La commission a déclaré leur demande recevable le 29 novembre 2022 et lors de sa séance du 7 mars 2023, recommandé la mise en place d'un plan comportant 53 mensualités de 936 euros à taux maximum de 0% avec un effacement des dettes restantes à l'issue.
La décision de la commission a été notifiée à M. et Mme [I] et à leurs créanciers par lettre recommandée avec accusé de réception ; M. et Mme [I] l'ont reçue le 13 mars 2023.
M. et Mme [I] ont formé un recours au service de la [10] le
22 mars 2023.
M. et Mme [I] et leurs créanciers ont été convoqués à l'audience du
22 avril 2024 par lettre recommandée avec demande d'avis de réception, adressée quinze jours avant l'audience.
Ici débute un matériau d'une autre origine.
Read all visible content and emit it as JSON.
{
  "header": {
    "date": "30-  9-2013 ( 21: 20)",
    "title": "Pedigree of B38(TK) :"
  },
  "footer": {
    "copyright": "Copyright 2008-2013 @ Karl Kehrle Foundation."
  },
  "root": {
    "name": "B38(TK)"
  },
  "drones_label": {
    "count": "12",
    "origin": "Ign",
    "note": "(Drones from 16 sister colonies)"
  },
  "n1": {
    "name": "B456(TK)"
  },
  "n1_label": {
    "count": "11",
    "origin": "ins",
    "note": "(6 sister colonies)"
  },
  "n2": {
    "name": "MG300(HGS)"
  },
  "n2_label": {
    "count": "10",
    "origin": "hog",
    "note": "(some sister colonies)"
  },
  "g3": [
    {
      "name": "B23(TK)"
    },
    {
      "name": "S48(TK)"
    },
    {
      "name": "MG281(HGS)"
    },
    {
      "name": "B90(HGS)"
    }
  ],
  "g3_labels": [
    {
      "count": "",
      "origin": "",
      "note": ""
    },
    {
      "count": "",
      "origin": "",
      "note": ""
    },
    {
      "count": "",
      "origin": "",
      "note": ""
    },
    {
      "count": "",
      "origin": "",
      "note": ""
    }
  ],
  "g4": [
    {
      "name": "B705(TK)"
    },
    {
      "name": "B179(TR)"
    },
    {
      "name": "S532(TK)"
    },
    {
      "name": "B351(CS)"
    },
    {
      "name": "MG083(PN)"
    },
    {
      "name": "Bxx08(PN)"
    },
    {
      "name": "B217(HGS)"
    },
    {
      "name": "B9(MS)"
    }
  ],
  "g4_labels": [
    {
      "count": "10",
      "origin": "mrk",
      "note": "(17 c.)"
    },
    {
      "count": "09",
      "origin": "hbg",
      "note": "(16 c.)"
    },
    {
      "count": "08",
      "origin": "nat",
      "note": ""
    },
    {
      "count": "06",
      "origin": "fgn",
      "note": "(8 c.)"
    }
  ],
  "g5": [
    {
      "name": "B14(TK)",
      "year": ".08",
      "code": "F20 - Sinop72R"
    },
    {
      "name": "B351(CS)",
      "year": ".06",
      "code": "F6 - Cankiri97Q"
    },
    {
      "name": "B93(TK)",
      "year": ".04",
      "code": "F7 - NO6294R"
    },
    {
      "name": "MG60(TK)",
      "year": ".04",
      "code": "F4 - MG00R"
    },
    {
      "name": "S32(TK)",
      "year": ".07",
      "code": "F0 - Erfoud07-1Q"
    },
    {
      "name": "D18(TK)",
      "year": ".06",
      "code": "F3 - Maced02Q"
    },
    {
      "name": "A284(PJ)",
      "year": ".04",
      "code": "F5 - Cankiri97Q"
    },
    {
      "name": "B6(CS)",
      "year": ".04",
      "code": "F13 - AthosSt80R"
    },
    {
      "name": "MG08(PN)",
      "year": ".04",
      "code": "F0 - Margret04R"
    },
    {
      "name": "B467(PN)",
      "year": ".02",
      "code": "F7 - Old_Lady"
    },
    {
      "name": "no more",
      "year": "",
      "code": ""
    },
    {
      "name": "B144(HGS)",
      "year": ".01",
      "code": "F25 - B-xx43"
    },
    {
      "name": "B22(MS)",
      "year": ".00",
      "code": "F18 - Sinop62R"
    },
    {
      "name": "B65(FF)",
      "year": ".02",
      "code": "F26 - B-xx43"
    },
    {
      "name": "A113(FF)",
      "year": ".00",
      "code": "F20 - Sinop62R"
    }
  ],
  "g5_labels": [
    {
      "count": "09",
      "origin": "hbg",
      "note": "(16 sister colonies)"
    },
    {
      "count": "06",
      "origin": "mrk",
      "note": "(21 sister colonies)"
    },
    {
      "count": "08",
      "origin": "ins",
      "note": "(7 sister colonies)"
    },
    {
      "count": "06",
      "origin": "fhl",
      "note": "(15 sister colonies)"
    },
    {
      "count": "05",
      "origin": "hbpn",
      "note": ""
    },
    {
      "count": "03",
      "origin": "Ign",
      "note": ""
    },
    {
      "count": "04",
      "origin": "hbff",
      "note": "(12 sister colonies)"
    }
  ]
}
A l'audience, M. et Mme [I], assistés de leur conseil, ont expliqué que
M. [I] percevait une pension de retraite de 1 397 euros et que Mme [I] percevait des indemnités de chômage de 1 012 euros environ. Agée de 60 ans, elle espère toutefois retrouver un emploi. Ils règlent un loyer de 712 euros charges comprises et proposent de régler une mensualité de 400 euros, insistant sur le fait qu’à compter du mois de septembre 2024, Mme [I] ne bénéficiera plus de la mutuelle de son entreprise mais devra régler 124 euros à cette fin.
La [11], le [16] et [21] ont rappelé le montant de leurs créances par écrit.
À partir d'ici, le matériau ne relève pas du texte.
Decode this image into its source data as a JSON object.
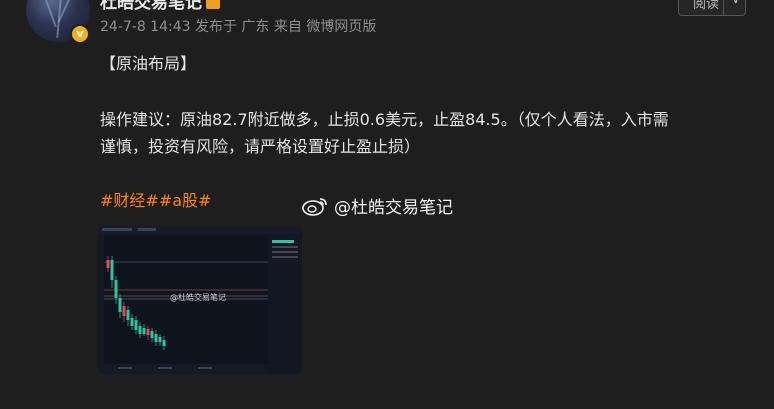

L'affaire a été mise en délibéré au 13 mai 2024, la décision étant prononcée par mise à disposition au greffe de la juridiction.
MOTIFS DE LA DÉCISION
Sur la recevabilité de la contestation de M. et Mme [I]
La contestation de M. et Mme [I] formée dans les formes et les délais prévues par l'article L 733-12 du code de la consommation doit être déclarée régulière et recevable .
Sur les mesures de redressement de la situation de M. et Mme [I] :
L'article 711-1 du code de la consommation prévoit que « Le bénéfice des mesures de traitement des situations de surendettement est ouvert aux personnes physiques de bonne foi. La situation de surendettement est caractérisée par l'impossibilité manifeste de faire face à l'ensemble de ses dettes, professionnelles et non professionnelles, exigibles et à échoir. Le seul fait d'être propriétaire de sa résidence principale dont la valeur estimée à la date du dépôt du dossier de surendettement est égale ou supérieure au montant de l'ensemble des dettes professionnelles et non professionnelles exigibles et à échoir ne fait pas obstacle à la caractérisation de la situation de surendettement. L'impossibilité de faire face à un engagement de cautionner ou d'acquitter solidairement la dette d'un entrepreneur individuel ou d'une société caractérise également une situation de surendettement.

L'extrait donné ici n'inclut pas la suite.